The more disruptive the initiative, the more the CEO and digital leader will need to free the organization from the shackles of legacy and habit. One way to do this is to create an organizational structure for new business ideas that—consistent with what we call the “rule of level plus two”—temporarily reports two levels above its natural home to ensure support and visibility.
The second issue is the related but broader question of what to centralize and what to decentralize: where will digital resources be located within the organization and how they will be managed? The “right” answer depends on a complex interplay of forces. Either way, the CEO will need to manage the tradeoffs between standardization and experimentation and create roles and decision rights for digital activities. Many companies start with a bias toward centralization but, as the organization’s overall digital capabilities improve, digital resources eventually move to the business lines and regional businesses. When this happens, the role of the chief digital officer often disappears.
Finally, leaders must introduce agile ways of working into their organization.
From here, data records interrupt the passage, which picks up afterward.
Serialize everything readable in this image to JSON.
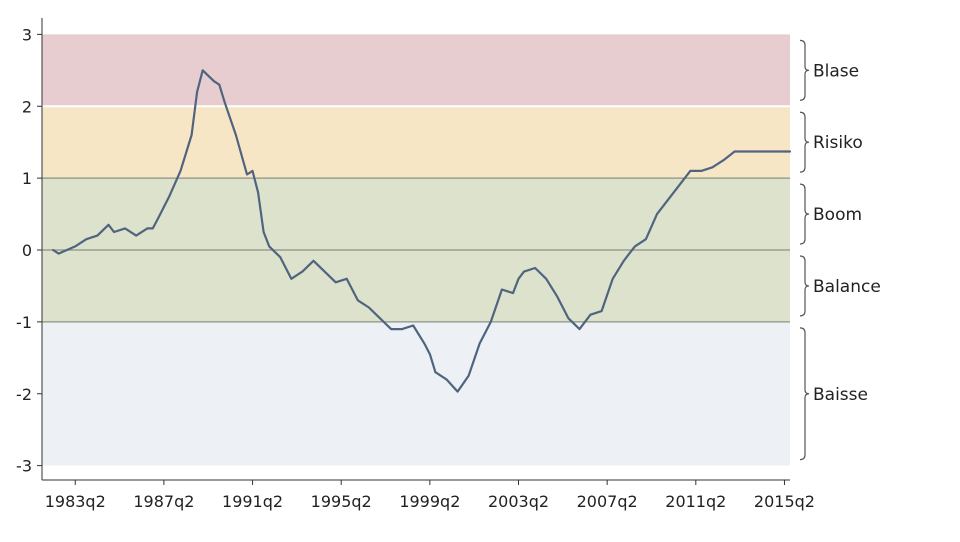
{
  "chart_data": {
    "type": "line",
    "title": "",
    "xlabel": "",
    "ylabel": "",
    "ylim": [
      -3.2,
      3.2
    ],
    "xlim": [
      "1981q4",
      "2015q3"
    ],
    "grid": false,
    "y_ticks": [
      "3",
      "2",
      "1",
      "0",
      "-1",
      "-2",
      "-3"
    ],
    "x_ticks": [
      "1983q2",
      "1987q2",
      "1991q2",
      "1995q2",
      "1999q2",
      "2003q2",
      "2007q2",
      "2011q2",
      "2015q2"
    ],
    "zones": [
      {
        "label": "Blase",
        "from": 2,
        "to": 3,
        "color": "#e8cdd0"
      },
      {
        "label": "Risiko",
        "from": 1,
        "to": 2,
        "color": "#f7e6c6"
      },
      {
        "label": "Boom",
        "from": 0,
        "to": 1,
        "color": "#dde2cc"
      },
      {
        "label": "Balance",
        "from": -1,
        "to": 0,
        "color": "#dde2cc"
      },
      {
        "label": "Baisse",
        "from": -3,
        "to": -1,
        "color": "#edf0f4"
      }
    ],
    "line_color": "#50647f",
    "series": [
      {
        "x": [
          "1982q2",
          "1982q3",
          "1983q2",
          "1983q4",
          "1984q2",
          "1984q4",
          "1985q1",
          "1985q3",
          "1986q1",
          "1986q3",
          "1986q4",
          "1987q1",
          "1987q3",
          "1988q1",
          "1988q3",
          "1988q4",
          "1989q1",
          "1989q3",
          "1989q4",
          "1990q1",
          "1990q3",
          "1991q1",
          "1991q2",
          "1991q3",
          "1991q4",
          "1992q1",
          "1992q3",
          "1993q1",
          "1993q3",
          "1994q1",
          "1994q3",
          "1995q1",
          "1995q3",
          "1996q1",
          "1996q3",
          "1997q1",
          "1997q3",
          "1998q1",
          "1998q3",
          "1999q1",
          "1999q2",
          "1999q3",
          "2000q1",
          "2000q3",
          "2001q1",
          "2001q3",
          "2002q1",
          "2002q3",
          "2003q1",
          "2003q2",
          "2003q3",
          "2004q1",
          "2004q3",
          "2005q1",
          "2005q3",
          "2006q1",
          "2006q3",
          "2007q1",
          "2007q3",
          "2008q1",
          "2008q2",
          "2008q3",
          "2009q1",
          "2009q3",
          "2010q1",
          "2010q3",
          "2011q1",
          "2011q3",
          "2012q1",
          "2012q3",
          "2013q1",
          "2013q3",
          "2014q1",
          "2014q3",
          "2015q1",
          "2015q3"
        ],
        "values": [
          0.0,
          -0.05,
          0.05,
          0.15,
          0.2,
          0.35,
          0.25,
          0.3,
          0.2,
          0.3,
          0.3,
          0.45,
          0.75,
          1.1,
          1.6,
          2.2,
          2.5,
          2.35,
          2.3,
          2.05,
          1.6,
          1.05,
          1.1,
          0.8,
          0.25,
          0.05,
          -0.1,
          -0.4,
          -0.3,
          -0.15,
          -0.3,
          -0.45,
          -0.4,
          -0.7,
          -0.8,
          -0.95,
          -1.1,
          -1.1,
          -1.05,
          -1.3,
          -1.45,
          -1.7,
          -1.8,
          -1.97,
          -1.75,
          -1.3,
          -1.0,
          -0.55,
          -0.6,
          -0.4,
          -0.3,
          -0.25,
          -0.4,
          -0.65,
          -0.95,
          -1.1,
          -0.9,
          -0.85,
          -0.4,
          -0.15,
          -0.05,
          0.05,
          0.15,
          0.5,
          0.7,
          0.9,
          1.1,
          1.1,
          1.15,
          1.25,
          1.37,
          1.37,
          1.37,
          1.37,
          1.37,
          1.37
        ]
      }
    ]
  }
}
For traditional leaders who rose step by step along a hierarchy, agile can be disorienting. By design, agile teams are fast, cross-functional, experimental, and self- directed. It’s one thing to have a few agile pilot teams but quite another for large parts of a global organization to be agile.
The role of leaders fundamentally changes in an agile organization. They need to learn new behaviors and let go of old habits. Agile, for example, is built on employee empowerment rather than rigid hierarchy and governance. Leaders in an agile organization set the context and purpose, ensure alignment, and enable autonomy. Finding the balance between alignment and autonomy is the ultimate test of leadership during a digital transformation.
If a digital strategy is only as strong as the organization that executes it, it is likewise only as effective as the people who execute it. Talent, almost always on a CEO’s short list of top concerns, becomes even more critical during a digital transformation.
While it may be tempting to staff digital initiatives exclusively with outside hires, a more promising approach is to train current staff in digital capabilities. Several companies have created in-house academies or digital centers that train employees in specific capabilities, such as artificial intelligence and analytics, as well as in new ways of working, such as agile, that are conducive to digital activities. After training, which generally lasts a few months, these employees return to their line positions armed with new skills and new approaches. Of course, for some positions, companies may need to go outside to hire talent. But given the level of competition for employees with technology backgrounds, that should be done only selectively.
Conventional wisdom suggests that transformations are marathons requiring discipline and restraint. But digital transformations are different. The pace can be unrelenting. The goals may be more ambiguous than those of a traditional transformation. There may be more need for outside support. CEOs may need to act fast when fast decisions are required. They may need to act on more imperfect information than is their custom. They may need to work in ways that they view as “un-CEO-like.” But in the age of agile, CEOs can’t expect their teams to sprint if they just keep jogging.